Um dieses Problem zu lösen, haben sich die beiden Proviantmeisterinnen Mirte und Jule etwas ausgedacht: vor jeder Verproviantierung wird neu abgefragt, wer auf der bevorstehenden Etappe Fleisch essen wird und wer vorhat, sich vegetarisch zu ernähren. Inzwischen ist die Zahl von anfangs 14 Vegetariern auf 24 angestiegen. Doch woran könnte der Sinneswandel liegen? Ein möglicher Grund dafür könnte der große Fleischkonsum während der großen Landaufenthalte in Panama und Kuba sein. Beides sind Länder, in denen Fleischkonsum zur Kultur gehört, anders als in den meisten deutschen Familien.

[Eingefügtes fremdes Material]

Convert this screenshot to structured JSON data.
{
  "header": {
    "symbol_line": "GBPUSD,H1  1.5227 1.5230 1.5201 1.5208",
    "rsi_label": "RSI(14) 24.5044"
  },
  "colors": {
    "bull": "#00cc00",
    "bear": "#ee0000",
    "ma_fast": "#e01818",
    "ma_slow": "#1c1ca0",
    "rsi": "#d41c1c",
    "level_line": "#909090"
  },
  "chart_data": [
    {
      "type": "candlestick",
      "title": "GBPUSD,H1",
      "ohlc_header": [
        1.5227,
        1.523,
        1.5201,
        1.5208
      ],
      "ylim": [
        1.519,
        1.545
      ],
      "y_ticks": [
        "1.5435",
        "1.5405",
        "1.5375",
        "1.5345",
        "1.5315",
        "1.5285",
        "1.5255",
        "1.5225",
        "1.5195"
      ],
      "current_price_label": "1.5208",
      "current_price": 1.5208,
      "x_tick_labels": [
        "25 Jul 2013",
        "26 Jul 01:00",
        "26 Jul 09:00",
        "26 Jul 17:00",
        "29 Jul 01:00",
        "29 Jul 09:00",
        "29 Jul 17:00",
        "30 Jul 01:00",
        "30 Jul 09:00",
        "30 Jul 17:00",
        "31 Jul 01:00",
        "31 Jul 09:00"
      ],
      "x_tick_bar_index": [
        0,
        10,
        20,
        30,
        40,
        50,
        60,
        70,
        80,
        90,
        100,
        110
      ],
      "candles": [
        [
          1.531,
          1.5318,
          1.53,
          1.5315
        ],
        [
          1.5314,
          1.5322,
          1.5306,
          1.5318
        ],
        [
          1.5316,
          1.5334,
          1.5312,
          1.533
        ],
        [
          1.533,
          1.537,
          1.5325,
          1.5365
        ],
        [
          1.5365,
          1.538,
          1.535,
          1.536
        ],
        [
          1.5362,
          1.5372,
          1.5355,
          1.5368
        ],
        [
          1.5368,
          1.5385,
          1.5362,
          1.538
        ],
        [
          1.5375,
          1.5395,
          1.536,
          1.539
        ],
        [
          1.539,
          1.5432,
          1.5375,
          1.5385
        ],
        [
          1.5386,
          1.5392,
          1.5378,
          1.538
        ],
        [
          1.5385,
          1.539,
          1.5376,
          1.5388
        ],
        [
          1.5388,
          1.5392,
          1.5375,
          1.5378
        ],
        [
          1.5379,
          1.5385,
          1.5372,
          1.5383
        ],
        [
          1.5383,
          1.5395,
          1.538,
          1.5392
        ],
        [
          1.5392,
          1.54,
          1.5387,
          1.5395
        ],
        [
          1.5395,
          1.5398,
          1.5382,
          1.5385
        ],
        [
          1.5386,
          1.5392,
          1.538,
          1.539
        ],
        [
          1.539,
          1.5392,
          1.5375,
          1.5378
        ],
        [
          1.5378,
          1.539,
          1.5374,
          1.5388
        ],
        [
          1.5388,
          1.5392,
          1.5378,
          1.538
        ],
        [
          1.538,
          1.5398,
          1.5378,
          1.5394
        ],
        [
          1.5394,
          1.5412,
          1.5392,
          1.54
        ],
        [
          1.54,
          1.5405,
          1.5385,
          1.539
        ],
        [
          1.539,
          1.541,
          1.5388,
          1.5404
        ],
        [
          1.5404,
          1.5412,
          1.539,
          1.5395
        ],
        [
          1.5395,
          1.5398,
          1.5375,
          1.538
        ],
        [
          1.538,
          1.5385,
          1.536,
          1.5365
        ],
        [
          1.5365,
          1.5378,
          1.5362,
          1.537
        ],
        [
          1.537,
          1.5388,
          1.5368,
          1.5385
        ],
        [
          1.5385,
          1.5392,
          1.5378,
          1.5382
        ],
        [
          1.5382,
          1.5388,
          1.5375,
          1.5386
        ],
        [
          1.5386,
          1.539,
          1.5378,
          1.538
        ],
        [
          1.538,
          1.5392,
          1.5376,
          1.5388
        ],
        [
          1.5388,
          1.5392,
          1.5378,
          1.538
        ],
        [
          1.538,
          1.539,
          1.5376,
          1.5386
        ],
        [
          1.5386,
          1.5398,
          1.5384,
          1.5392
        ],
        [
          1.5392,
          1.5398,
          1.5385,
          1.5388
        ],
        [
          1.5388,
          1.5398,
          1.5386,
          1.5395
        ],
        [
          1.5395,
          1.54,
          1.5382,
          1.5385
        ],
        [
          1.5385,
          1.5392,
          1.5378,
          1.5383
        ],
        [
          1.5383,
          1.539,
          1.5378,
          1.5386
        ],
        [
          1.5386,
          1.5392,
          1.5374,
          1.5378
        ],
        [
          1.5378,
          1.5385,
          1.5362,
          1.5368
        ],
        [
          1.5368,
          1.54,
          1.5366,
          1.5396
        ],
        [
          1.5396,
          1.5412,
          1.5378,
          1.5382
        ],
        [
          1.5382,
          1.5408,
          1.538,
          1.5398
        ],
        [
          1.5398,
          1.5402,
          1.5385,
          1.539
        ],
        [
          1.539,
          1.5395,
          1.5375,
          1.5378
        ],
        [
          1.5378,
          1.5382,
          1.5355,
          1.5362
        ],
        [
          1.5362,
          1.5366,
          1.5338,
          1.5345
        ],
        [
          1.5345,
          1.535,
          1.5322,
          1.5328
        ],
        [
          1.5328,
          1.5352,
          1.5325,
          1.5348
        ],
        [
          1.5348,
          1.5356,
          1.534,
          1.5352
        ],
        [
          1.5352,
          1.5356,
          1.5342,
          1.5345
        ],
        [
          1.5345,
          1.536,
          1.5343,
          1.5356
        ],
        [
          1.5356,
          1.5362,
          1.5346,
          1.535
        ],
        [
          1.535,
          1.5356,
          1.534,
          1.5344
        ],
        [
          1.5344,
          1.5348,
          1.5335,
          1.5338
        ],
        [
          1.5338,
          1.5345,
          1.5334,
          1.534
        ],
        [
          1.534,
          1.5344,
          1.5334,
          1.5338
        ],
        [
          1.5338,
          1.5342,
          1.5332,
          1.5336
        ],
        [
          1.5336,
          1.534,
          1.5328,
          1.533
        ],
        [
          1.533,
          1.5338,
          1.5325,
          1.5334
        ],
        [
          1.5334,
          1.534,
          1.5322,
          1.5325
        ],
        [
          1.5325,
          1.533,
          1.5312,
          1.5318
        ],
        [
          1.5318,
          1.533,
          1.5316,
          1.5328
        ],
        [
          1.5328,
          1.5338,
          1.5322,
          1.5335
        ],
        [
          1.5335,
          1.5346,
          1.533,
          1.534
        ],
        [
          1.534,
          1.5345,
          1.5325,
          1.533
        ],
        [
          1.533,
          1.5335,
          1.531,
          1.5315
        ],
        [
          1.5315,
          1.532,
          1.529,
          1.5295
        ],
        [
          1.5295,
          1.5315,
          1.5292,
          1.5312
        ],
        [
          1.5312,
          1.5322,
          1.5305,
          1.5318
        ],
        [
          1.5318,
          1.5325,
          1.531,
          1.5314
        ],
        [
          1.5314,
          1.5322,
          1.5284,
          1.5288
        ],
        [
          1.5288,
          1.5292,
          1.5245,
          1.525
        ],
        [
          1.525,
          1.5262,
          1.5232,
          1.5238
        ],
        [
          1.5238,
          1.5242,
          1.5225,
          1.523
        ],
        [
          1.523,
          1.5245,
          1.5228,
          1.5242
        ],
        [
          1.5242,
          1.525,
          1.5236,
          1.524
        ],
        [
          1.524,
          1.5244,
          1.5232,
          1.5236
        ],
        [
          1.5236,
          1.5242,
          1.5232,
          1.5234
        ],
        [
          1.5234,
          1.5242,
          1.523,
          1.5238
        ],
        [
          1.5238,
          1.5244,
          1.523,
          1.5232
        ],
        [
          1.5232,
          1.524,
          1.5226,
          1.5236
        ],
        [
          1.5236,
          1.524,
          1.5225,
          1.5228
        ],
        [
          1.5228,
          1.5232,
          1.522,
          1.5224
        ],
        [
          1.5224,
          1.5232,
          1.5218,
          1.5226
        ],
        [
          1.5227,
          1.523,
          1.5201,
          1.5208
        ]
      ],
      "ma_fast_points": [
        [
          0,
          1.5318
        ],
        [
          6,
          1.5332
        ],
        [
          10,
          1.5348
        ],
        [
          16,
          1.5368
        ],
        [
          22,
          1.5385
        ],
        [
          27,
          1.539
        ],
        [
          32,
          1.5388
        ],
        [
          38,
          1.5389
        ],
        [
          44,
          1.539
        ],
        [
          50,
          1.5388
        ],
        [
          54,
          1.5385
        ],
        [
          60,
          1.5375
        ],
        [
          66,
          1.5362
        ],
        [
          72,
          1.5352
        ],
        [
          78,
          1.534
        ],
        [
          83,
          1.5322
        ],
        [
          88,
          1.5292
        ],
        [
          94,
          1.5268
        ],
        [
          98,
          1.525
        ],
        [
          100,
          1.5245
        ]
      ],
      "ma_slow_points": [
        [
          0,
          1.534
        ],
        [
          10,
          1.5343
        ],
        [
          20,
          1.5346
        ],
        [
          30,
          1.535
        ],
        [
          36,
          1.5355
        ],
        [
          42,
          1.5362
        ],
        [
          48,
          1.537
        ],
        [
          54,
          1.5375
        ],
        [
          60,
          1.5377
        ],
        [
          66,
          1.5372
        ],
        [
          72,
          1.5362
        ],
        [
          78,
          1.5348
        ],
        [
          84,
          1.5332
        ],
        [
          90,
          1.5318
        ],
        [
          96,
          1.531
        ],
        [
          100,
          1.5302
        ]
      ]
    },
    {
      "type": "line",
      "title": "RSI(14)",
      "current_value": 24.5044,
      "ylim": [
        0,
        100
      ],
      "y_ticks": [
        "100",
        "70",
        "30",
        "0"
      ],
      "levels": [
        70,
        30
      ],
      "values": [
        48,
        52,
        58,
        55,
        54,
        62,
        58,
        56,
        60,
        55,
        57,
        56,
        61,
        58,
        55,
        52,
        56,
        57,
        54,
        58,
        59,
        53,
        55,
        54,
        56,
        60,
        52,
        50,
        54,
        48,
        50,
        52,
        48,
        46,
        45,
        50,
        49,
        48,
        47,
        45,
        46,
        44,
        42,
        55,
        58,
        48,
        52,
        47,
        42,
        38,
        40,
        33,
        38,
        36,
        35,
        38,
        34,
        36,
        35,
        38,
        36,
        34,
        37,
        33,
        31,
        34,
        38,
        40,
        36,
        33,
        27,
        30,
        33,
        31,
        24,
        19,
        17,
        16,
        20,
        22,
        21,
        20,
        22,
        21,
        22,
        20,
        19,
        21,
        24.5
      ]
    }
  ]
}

Klar ist, dass das Thema die Schüler beschäftigt. Das ist nicht nur am Ernährungsplan und am Fleischbestand in der Kühllast zu sehen, sondern auch an einer kleinen Änderung im Programm. Unter den Workshops, die die Schüler jede Etappe erneut wählen, ist nun auch ein solcher mit dem Namen „Vegetarismus und Veganismus“. Die Besonderheit: Er wird von Schülern geleitet, ebenso wie der Workshop zum Abschlussbuch.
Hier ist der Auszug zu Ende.